I am sitting on the floor of a Middle Eastern restaurant with my dad. The restaurant is authentic, just like he is. The food arrives in waves as my father describes the manufacturing process of each and every item. The more he talks, the less I want to eat it.
However, he spent his whole life watching his mom slave away while making this food, and he wants us to get it; so I make a plunge into a plate full of hummus and grape leaves. He asks me in between each bite if I like what I’m eating. I nod – swallowing a grimace at the bitter, soggy texture of the food, which, in my mind, is foreign.
“Dad, I’m pretty sure I can’t breathe,” I tell him with my mouth full of food I just can’t seem to swallow.
He shushes me, and continues to delve into the history of his culture and their food preparation. I lose consciousness.
I am taken to the hospital and diagnosed with an allergy to sesame, the key ingredient in most Lebanese food flavored with Tahini.
My father, being traditional, spends the next 10 years telling me that allergies aren’t real, insisting that if I simply eat a few sesame seeds each day, eventually I won’t be allergic anymore. My 13-year-old self resents him for his pompous disbelief.
From then on, he grumbles and pouts when my mother comes home from the store with plain buns a rather than everything bagels. I roll my eyes and text under the table.

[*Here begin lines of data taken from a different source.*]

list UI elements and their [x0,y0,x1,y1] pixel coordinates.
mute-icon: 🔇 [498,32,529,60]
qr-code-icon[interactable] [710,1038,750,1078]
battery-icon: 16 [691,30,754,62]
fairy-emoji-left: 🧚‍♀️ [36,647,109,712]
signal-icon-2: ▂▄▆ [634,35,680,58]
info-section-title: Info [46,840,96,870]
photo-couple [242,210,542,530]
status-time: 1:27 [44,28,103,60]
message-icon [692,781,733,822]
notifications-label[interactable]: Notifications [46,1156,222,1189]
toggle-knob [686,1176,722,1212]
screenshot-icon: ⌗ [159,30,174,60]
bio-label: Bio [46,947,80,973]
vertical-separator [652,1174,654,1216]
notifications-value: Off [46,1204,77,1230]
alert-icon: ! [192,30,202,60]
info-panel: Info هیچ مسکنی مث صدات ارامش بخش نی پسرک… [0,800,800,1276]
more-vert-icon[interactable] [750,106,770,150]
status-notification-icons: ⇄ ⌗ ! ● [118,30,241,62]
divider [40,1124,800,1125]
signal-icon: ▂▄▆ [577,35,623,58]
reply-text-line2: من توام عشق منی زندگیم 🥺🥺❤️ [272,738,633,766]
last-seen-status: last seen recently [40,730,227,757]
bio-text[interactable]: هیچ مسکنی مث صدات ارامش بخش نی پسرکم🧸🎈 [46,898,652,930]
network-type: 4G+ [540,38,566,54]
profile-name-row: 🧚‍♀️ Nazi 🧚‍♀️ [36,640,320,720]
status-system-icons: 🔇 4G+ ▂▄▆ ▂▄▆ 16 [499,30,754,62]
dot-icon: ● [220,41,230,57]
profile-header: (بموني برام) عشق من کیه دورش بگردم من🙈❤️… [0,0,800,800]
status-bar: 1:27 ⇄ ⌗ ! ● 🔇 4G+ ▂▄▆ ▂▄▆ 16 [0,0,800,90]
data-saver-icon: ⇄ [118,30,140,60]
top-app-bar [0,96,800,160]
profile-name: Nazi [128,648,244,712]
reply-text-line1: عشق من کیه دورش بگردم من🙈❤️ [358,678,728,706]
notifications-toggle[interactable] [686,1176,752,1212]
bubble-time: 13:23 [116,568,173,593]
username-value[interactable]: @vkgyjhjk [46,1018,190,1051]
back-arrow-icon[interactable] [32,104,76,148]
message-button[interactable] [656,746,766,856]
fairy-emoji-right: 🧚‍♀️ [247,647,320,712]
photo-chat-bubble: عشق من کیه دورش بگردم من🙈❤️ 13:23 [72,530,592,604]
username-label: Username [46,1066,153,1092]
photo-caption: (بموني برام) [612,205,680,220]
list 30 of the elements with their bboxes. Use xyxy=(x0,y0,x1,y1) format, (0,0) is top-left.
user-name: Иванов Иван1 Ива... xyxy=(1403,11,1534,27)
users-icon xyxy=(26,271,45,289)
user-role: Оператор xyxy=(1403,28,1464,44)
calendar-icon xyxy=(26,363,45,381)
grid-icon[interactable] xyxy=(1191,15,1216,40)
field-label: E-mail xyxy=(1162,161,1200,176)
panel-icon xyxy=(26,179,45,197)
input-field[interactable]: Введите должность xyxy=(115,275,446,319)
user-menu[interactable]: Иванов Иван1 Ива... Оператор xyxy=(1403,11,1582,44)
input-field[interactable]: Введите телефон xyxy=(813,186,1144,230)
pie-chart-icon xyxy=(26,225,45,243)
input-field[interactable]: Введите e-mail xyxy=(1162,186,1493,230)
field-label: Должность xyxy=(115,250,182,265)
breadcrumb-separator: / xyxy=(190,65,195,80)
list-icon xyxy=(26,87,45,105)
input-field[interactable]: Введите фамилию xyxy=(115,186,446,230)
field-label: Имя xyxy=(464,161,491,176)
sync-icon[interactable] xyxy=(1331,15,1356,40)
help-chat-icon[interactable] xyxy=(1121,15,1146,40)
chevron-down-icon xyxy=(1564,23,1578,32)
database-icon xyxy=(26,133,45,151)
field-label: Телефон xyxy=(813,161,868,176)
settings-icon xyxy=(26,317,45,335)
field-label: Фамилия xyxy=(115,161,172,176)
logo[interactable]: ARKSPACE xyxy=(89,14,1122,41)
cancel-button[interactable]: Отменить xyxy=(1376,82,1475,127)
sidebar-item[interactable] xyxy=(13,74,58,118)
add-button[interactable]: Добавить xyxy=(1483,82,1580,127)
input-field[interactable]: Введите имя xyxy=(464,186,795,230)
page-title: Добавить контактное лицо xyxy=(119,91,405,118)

Almost 10 years later, I am backpacking through Europe. I am on the Buiksloterweg ferry traveling from the Amsterdam Centraal Train Station to complete my commute toward my reasonably priced hostel. The hostel is cheap, but it’s anything but convenient.
I had purchased a box of take-away Chinese food which seemed much more satisfying to eat in the comfort of my rental bed than on a park bench. I carry the box for 45 minutes, dodging cyclists and waiting for public transportation to deliver me to my temporary sanctuary. I open the thin, bendy box to reveal a thick layer of sesame seeds coating the surface of noodles. I eat the whole thing and fall asleep drunk. I wake up not dead.
I call my dad and apologize. I tell him he was right about allergies and that I should have been eating sesame this whole time. He scoffs at me with a well deserved, “I told you so.”
Nine months later, I am sitting in a booth of a Moroccan Restaurant in South Kensington, London with 13 other study abroad students. We bask in cheap mojitos and bad jokes. The restaurant is traditional, so they deliver large plates for the table to share. The waiter places a feast of hummus and falafel in the center of the table, directly in front of my vision. I eat more than my fair share.
“Hummus is SO good,” I squeak in between bites. “I never really had it before.”
Tipsy and full, I feel a great sense of pride toward the notion that I am enjoying the food of my culture, of which I have been neglecting for the last 10 years.
Suddenly, I am running down the street, in no particular direction, looking for Benadryl. When my first hive appeared on my forearm, I tried to ignore it. No one else could tell. But as my throat began to close, I decided it was time to take action.
Upon finding a convenience store, I take six pills before even purchasing the product in order to stop the iron clench in my throat. I feel like a “404 error” on a computer running Windows 95 as the antihistamine overdose begins to fog up my brain in the best way possible.
I am skipping back towards my school-sponsored event, with a stupid smile on my face. When I return to my cross legged seat, I am perplexed when my peers ask if I just threw up. It turns out I had.
I am walking arm in arm with a friend who is carrying most of the weight. She keeps telling me it will be fine. I insist that I know that already.
“I know,” she says. “But I told you so!”
She doesn’t get it.
As we near the entrance of the Tube, she asks me if I need to throw up before we ride the shaky caravan for 45 minutes toward our hostel.
“No,” I insist as I reach over my companion to grab a newspaper with Donald Trump featured on the cover.
“Trump Inaugurated as 45th president of United States,” the headline says.
I roll it into a cone and puke into it. I can feel my back being rubbed amidst the sound of someone clapping. I smile a goofy smile, thinking I’ve earned it.
I call my dad, and I say I told you so.